LGBT層への施策に関して、いまの企業の最前線を知りたいときはこのような企業インタビューもぜひ参考にしてみてください!

③ LGBT就活

LGBT就活
「LGBT就活」ホームページ

“LGBTの人もそうでない人も、自分らしくはたらく。自分らしく生きる。”をミッションに、就活にまつわるイベントや企業のLGBTへの取り組み、LGBT当事者へのインタビューなどを発信しています。

また、日本で初めての「LGBTキャリア情報センター」を立ち上げ、LGBTの就活や就労に関して幅広い情報交換・発信も行っています。
さらに不定期開催のイベント「キャリアカフェ」では、年齢やセクシュアリティの垣根を超えて、お茶やお菓子を飲みながら、気軽に悩みを話し合える場を提供しています。

運営会社は、認定NPO法人ReBit(りびっと)。
支援企業は、NECや“遺贈”のサポート等で知られる日本財団です。

一風変わった試みは「LGBT成人式」というイベント。
なんと、2011年度より毎年全国13地域で開催されています。
このイベントは「着たい性別の晴れ着が着られない」「地元ではカミングアウトしていないから、自分らしく振舞えない」などの若者の要望に応えたいという想いから誕生しました。
また、教育現場を対象とした教材づくり、学校や教育委員会、児童や教職員を対象にLGBTへの理解を深めるグループワークや講義なども行っています。

●ロールモデル

LGBT就活のサイト内には、「ロールモデル」というコーナーがあります。
これは、働くLGBT当事者にインタビューし、仕事やキャリアの話以外にも、“セクシュアリティを初めて認識したとき”や“カミングアウトしたとき”などのパーソナルな話を幼少期からさかのぼって話してもらい、その人の人生や今後のキャリアパスに迫っていくというものです。

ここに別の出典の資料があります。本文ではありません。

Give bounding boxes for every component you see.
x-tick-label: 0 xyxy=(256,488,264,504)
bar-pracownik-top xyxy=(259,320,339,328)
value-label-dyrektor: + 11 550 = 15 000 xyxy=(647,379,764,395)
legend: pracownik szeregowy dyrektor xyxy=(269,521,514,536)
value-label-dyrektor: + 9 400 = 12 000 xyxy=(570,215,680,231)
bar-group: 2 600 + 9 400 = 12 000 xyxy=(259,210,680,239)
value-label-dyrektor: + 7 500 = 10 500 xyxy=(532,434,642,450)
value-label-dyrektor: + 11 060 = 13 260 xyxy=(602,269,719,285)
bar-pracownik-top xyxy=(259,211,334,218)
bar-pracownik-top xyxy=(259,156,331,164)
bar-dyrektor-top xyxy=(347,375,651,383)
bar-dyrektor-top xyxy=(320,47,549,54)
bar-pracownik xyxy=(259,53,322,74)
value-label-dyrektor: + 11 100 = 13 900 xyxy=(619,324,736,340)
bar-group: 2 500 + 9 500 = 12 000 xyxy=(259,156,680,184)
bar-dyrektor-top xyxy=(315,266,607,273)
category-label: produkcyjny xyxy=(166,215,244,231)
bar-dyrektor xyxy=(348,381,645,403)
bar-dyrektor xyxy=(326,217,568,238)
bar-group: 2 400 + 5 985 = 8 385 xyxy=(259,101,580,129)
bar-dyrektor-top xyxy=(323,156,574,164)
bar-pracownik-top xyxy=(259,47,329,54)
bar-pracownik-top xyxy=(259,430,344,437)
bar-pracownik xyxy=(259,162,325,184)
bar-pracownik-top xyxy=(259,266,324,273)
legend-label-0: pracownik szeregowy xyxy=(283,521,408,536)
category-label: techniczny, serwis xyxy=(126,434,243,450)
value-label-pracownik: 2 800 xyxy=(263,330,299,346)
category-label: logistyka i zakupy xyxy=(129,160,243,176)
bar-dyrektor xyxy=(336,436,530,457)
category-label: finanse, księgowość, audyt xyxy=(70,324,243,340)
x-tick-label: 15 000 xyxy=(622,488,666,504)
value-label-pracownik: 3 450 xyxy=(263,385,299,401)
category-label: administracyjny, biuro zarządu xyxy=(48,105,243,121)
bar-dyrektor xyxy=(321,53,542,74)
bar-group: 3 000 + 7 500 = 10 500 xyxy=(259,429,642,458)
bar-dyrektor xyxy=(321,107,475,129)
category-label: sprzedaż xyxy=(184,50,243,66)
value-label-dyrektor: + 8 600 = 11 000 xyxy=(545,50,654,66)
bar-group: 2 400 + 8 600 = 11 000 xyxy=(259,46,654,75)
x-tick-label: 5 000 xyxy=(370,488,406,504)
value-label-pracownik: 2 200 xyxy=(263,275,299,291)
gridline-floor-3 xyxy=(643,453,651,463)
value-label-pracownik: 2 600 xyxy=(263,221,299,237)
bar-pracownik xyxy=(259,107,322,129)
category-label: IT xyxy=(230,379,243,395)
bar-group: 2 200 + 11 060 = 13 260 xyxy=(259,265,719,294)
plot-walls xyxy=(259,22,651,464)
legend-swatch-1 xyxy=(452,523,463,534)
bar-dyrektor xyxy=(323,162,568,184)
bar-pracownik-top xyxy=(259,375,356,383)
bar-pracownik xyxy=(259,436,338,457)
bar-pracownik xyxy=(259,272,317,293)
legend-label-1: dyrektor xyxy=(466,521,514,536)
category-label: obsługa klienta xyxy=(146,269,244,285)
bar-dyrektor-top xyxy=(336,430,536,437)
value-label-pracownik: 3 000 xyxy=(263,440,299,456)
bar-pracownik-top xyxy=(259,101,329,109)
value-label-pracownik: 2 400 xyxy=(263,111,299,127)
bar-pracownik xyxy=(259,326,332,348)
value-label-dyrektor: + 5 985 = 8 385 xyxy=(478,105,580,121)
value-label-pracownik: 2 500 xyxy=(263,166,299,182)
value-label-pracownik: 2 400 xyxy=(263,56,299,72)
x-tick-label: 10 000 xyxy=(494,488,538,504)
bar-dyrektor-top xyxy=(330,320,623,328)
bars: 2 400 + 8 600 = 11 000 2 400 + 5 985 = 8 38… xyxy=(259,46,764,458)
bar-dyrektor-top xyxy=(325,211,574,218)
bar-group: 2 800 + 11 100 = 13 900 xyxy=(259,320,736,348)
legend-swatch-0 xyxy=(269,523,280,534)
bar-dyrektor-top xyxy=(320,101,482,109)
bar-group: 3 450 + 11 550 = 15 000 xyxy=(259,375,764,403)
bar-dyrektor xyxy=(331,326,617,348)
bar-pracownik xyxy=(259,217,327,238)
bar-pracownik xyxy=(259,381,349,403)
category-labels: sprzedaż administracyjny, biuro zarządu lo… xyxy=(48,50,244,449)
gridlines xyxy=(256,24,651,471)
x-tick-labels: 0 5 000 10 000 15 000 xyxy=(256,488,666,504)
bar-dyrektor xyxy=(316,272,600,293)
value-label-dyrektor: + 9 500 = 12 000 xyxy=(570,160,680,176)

読んだ感想としては、登場する人たちがみな、プライベートな部分を含めた実体験を隠さずオープンに話してくれているため、1つ1つの言葉が非常に濃く、重みがあると感じました。
“いじめられるのではないかとの恐れから、なかなかカミングアウトができず、大人になるまでずっと隠していたケース”や、“幼少期から周りに理解のある人が多く、中学生の頃からセクシュアリティをオープンにしていたケース”など、自身のセクシュアリティとの付き合い方がは人それぞれ大きく異なります。

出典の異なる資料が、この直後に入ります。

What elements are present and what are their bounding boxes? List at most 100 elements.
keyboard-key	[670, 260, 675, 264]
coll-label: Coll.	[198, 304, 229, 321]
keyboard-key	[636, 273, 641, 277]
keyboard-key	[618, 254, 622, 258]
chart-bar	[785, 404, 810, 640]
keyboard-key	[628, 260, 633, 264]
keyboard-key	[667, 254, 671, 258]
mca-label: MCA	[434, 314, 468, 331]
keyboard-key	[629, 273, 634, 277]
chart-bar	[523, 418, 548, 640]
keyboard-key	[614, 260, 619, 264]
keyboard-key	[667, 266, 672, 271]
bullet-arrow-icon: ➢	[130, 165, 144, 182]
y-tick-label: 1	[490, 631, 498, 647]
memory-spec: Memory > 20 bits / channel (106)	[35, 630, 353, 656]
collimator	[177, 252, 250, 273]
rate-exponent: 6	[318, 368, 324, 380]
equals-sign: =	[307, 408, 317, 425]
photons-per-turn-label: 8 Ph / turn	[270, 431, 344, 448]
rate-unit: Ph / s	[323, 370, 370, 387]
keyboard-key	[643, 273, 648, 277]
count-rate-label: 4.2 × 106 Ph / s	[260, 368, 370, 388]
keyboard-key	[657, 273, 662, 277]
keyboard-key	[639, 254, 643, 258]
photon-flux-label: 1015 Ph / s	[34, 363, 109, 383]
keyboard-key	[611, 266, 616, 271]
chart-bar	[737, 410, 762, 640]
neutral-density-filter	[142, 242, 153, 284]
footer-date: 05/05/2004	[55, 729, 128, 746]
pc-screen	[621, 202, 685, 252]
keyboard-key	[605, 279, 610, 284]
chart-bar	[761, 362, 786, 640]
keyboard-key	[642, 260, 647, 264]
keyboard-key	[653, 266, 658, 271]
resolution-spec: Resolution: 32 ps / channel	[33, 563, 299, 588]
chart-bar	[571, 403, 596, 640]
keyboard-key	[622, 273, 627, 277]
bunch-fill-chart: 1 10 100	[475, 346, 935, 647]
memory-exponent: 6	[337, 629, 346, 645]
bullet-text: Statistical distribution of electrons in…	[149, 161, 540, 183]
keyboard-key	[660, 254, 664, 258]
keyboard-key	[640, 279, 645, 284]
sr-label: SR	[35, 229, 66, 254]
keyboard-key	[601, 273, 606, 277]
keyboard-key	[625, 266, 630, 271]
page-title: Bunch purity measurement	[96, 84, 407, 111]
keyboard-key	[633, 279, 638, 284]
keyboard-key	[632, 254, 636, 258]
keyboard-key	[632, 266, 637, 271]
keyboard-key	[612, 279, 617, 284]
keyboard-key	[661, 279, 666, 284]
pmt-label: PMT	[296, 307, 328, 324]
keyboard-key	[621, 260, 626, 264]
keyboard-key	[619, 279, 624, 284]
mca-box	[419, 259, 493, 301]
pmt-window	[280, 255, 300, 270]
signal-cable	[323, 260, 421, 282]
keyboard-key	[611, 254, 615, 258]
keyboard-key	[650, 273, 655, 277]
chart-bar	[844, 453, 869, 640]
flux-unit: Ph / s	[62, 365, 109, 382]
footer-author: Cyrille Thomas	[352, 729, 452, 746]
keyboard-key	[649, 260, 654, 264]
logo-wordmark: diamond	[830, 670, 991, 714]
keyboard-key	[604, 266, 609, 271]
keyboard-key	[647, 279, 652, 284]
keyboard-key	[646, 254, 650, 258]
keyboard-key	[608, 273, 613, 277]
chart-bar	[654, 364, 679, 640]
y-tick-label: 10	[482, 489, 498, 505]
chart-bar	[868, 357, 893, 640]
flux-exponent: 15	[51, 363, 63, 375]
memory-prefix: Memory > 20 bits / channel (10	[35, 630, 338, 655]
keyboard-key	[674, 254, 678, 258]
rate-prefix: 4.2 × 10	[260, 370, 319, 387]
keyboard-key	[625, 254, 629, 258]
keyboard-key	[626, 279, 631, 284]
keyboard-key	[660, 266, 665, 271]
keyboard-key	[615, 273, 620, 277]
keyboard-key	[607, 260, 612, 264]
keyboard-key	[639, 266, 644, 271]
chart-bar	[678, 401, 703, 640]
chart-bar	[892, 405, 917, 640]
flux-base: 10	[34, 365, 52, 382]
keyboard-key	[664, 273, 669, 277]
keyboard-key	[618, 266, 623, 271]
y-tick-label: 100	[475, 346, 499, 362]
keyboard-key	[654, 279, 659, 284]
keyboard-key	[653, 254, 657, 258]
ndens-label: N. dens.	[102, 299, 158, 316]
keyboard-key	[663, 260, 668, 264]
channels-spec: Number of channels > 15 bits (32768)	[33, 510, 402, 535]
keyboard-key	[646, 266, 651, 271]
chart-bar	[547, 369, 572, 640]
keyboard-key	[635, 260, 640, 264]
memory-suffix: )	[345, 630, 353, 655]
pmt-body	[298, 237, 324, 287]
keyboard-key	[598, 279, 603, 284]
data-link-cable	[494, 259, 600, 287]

就職活動のときのエピソードも、“心無い言葉を投げつけられた人”や、“会社によって、カミングアウトするかどうか使い分けた人”、“すべての企業に対してカミングアウトをして臨んだところ、とくに差別はされず多くの面接官から関心を持って話を聞いてもらえた人”など、まさにバラバラ。
等身大の人生を語ってくれているからこそ、1人ひとりが誰かの“ロールモデル”として勇気づけることができるのだろうと思いました。

●イベント

LGBT就活では、就活に役立つ一風変わったイベントが盛りだくさん。
例えば、「LGBT就活生/社会人応援!自分らしいスーツを探そう!」というイベント。
「自分の体とは違う性別のスーツがほしいけど、1人で買いに行くのは不安」という人たちのために、完全個別対応でスーツの採寸やフィッティングをします。
主催は、認定NPO法人ReBitのほかに、なんと株式会社丸井グループが連なります!
マルイの服飾売り場の専門スタッフに対応してもらえるので、安心して任せられることでしょう。